Taxa anual deve ser mais alta

A estimativa é de que a taxa oficial de desmatamento, medida de agosto de 2019 a julho deste ano, seja ainda maior do que a registrada no período encerrado no ano passado, até então a maior em 11 anos.

"No período que consideramos o período anual do desmatamento, em que se contabilizam os dados anuais e que vai de agosto até julho do outro ano, o crescimento projetado, atualmente, gira em torno de 60%. Então, quando forem divulgados os dados do desmatamento entre 2019 e 2020, deveremos ter um desmatamento bem superior ao desmatamento de 2019, que já foi bem superior ao de 2018. Estamos, infelizmente, num processo de aceleração do desmatamento sem sinais de retração", diz.

O Brasil já fez melhor

Quem defende o meio ambiente no Brasil fortalece sua esperança no fato de que o país já conseguiu ter melhores resultados na proteção às florestas antes, mesmo em tempos de crise, e sem detrimento da economia e do agronegócio.
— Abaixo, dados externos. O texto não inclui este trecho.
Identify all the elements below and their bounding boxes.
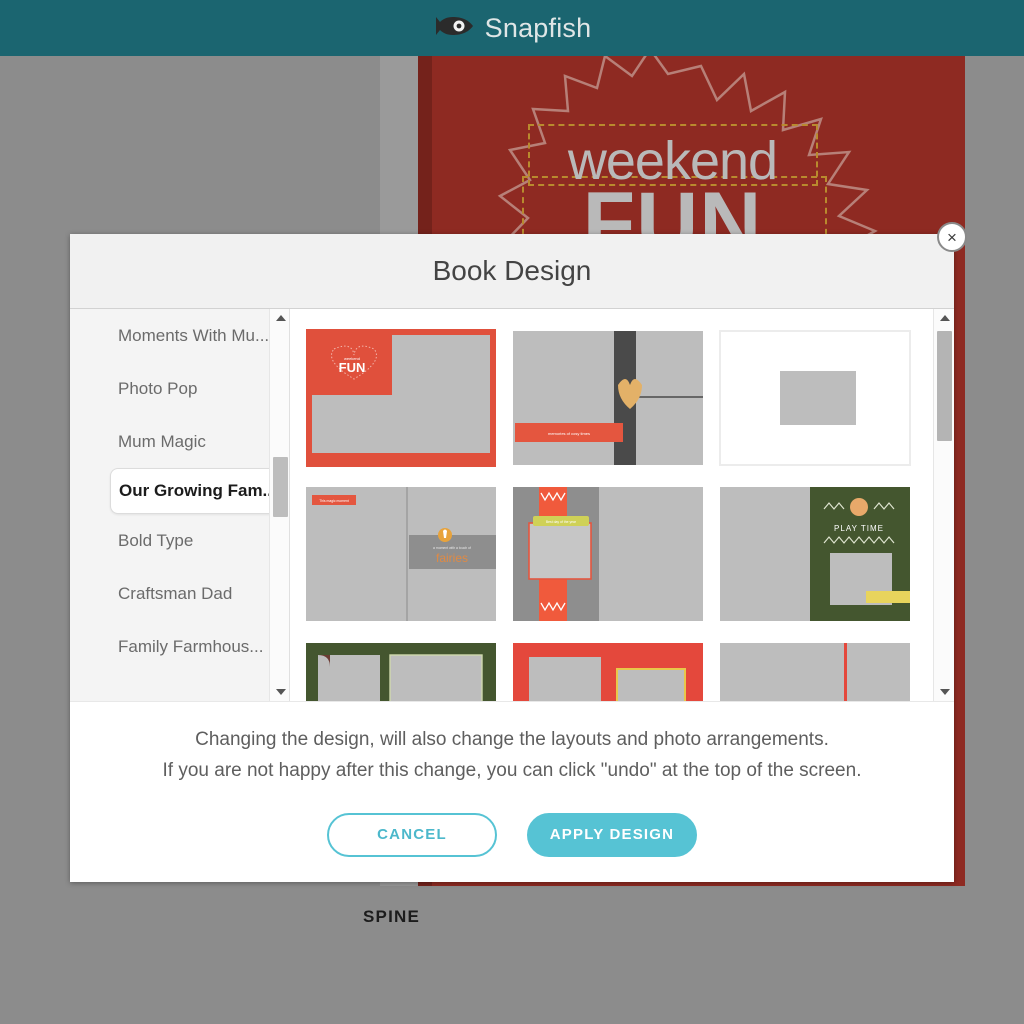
scrollbar-thumb[interactable] <box>937 331 952 441</box>
sidebar-item-craftsman-dad[interactable]: Craftsman Dad <box>70 567 275 620</box>
design-thumbnail-grid: weekend FUN memories of cosy times <box>304 327 914 701</box>
sidebar-item-label: Mum Magic <box>118 432 206 452</box>
sidebar-item-family-farmhouse[interactable]: Family Farmhous... <box>70 620 275 673</box>
design-thumbnail-orange-zigzag-frame[interactable]: Best day of the year <box>511 483 705 625</box>
scroll-down-icon[interactable] <box>934 683 954 701</box>
sidebar-item-our-growing-family[interactable]: Our Growing Fam... <box>110 468 290 514</box>
design-thumbnail-green-frame[interactable] <box>304 639 498 701</box>
dialog-body: Moments With Mu... Photo Pop Mum Magic O… <box>70 309 954 701</box>
close-glyph: × <box>947 229 957 246</box>
sidebar-item-label: Photo Pop <box>118 379 197 399</box>
dialog-title: Book Design <box>433 255 592 287</box>
sidebar-item-bold-type[interactable]: Bold Type <box>70 514 275 567</box>
sidebar-item-moments-with-mum[interactable]: Moments With Mu... <box>70 309 275 362</box>
design-thumbnail-play-time-green[interactable]: PLAY TIME <box>718 483 912 625</box>
cancel-button[interactable]: CANCEL <box>327 813 497 857</box>
design-thumbnail-gray-divider[interactable] <box>718 639 912 701</box>
thumb-caption-small: a moment with a touch of <box>433 546 471 550</box>
sidebar-item-label: Bold Type <box>118 531 193 551</box>
footer-note-line-2: If you are not happy after this change, … <box>163 755 862 786</box>
design-thumbnail-plain-white-photo[interactable] <box>718 327 912 469</box>
sidebar-scrollbar[interactable] <box>269 309 290 701</box>
scroll-up-icon[interactable] <box>270 309 290 327</box>
apply-design-button[interactable]: APPLY DESIGN <box>527 813 697 857</box>
design-theme-list: Moments With Mu... Photo Pop Mum Magic O… <box>70 309 275 673</box>
design-thumbnail-fairies-spread[interactable]: This magic moment a moment with a touch … <box>304 483 498 625</box>
sidebar-item-label: Our Growing Fam... <box>119 481 277 501</box>
scroll-up-icon[interactable] <box>934 309 954 327</box>
thumb-caption-large: fairies <box>436 551 468 565</box>
spine-label: SPINE <box>363 907 420 927</box>
sidebar-item-label: Family Farmhous... <box>118 637 263 657</box>
footer-note-line-1: Changing the design, will also change th… <box>195 724 829 755</box>
app-header: Snapfish <box>0 0 1024 56</box>
scrollbar-thumb[interactable] <box>273 457 288 517</box>
dialog-header: Book Design × <box>70 234 954 309</box>
brand-name: Snapfish <box>485 13 592 44</box>
sidebar-item-label: Moments With Mu... <box>118 326 269 346</box>
sidebar-item-label: Craftsman Dad <box>118 584 232 604</box>
thumb-caption-large: FUN <box>339 360 366 375</box>
thumb-label-tag: Best day of the year <box>546 520 577 524</box>
thumb-caption-large: PLAY TIME <box>834 524 884 533</box>
close-icon[interactable]: × <box>937 222 967 252</box>
design-thumbnail-red-frame[interactable] <box>511 639 705 701</box>
design-thumbnail-weekend-fun-cover[interactable]: weekend FUN <box>304 327 498 469</box>
sidebar-item-photo-pop[interactable]: Photo Pop <box>70 362 275 415</box>
grid-scrollbar[interactable] <box>933 309 954 701</box>
thumb-label-tag: This magic moment <box>319 499 349 503</box>
thumb-caption-bar: memories of cosy times <box>548 431 590 436</box>
design-preview-pane: weekend FUN memories of cosy times <box>290 309 954 701</box>
dialog-footer: Changing the design, will also change th… <box>70 701 954 881</box>
design-thumbnail-dark-stripe-heart[interactable]: memories of cosy times <box>511 327 705 469</box>
book-design-dialog: Book Design × Moments With Mu... Photo P… <box>70 234 954 882</box>
scroll-down-icon[interactable] <box>270 683 290 701</box>
design-theme-sidebar: Moments With Mu... Photo Pop Mum Magic O… <box>70 309 290 701</box>
dialog-action-row: CANCEL APPLY DESIGN <box>327 813 697 857</box>
sidebar-item-mum-magic[interactable]: Mum Magic <box>70 415 275 468</box>
fish-logo-icon <box>433 14 475 43</box>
"A taxa caiu, entre 2004 e 2012, em mais de 80% com ações de comando, controle e fiscalização. E neste período, a economia do Brasil cresceu, inclusive o PIB agrícola do país cresceu, demonstrando que existe uma dissociação entre o desmatamento e o benefício econômico que esse desmatamento traz para o país", observa Carlos Rittll, pesquisador do Instituto de Estudos Avançados em Sustentabilidade.

"Da mesma forma como a gente aprendeu a controlar a inflação, lá em 1990, e até hoje a gente usa os instrumentos que foram implementados de controle fiscal, de ajuste fiscal e controle da moeda, a mesma coisa a gente sabe fazer para o desmatamento", completa Tasso Azevedo.

Potência ambiental

Atualmente, o Brasil ocupa o primeiro lugar no ranking do desmatamento mundial. Os dados de 2019 mostram que o país devastou mais florestas do que a área desmatada pelos outros dois países que o acompanham no topo da lista, Congo e Indonésia, juntos. Isso ocorre no momento em que poderia estar aproveitando seus ativos naturais para se tornar uma superpotência ambiental do século 21, frisa Azevedo.
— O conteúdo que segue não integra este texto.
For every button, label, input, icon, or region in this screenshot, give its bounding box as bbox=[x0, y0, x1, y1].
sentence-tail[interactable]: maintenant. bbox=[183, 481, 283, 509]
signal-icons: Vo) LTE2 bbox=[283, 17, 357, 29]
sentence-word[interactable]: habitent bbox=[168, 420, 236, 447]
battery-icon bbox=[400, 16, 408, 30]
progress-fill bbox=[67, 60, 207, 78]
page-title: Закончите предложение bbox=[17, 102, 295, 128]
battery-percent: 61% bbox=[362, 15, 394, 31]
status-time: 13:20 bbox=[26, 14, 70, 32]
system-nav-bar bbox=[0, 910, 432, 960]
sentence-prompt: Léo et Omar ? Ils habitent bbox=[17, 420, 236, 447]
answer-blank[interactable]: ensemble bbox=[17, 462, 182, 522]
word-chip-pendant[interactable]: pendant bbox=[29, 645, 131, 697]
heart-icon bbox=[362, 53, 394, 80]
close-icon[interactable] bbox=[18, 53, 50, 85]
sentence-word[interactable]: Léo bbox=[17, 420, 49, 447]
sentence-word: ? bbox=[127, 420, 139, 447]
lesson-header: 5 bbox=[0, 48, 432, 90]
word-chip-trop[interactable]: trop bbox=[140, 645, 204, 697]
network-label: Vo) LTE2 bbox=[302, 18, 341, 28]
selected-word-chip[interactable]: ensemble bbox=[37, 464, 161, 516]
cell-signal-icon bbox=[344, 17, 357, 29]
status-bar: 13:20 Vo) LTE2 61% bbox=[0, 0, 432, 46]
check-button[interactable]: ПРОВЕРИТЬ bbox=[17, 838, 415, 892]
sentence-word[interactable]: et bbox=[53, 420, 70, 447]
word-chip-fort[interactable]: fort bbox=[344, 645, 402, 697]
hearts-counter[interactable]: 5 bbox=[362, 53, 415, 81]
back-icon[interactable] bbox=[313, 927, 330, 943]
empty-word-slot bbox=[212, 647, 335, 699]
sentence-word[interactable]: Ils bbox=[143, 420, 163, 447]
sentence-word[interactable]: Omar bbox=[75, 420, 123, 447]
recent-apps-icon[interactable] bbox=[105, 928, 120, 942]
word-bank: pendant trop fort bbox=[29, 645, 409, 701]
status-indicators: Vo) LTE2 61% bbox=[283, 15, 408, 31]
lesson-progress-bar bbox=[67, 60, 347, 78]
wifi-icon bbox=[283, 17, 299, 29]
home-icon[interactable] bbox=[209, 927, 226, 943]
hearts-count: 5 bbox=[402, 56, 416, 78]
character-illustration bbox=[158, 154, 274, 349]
"No momento em que o mundo está preocupado com a questão ambiental, era o momento de o Brasil brilhar", diz  o coordenador do MapBiomas. "Mas se a gente destrói aquilo que é o nosso ativo, nossa bandeira e a posição do Brasil no mundo, isso vai contra os nossos interesses", acrescenta. "Quando o desmatamento vira uma ameaça para as atividades em geral, isso acaba se cristalizando nas palavras dos investidores internacionais que fizeram a sua carta, nas palavras dos CEOS das empresas brasileiras que se colocaram contra e até dos ex-ministros da economia e gestores do Banco Central pedindo que o Brasil pense a sua economia de forma mais sustentável", conclui.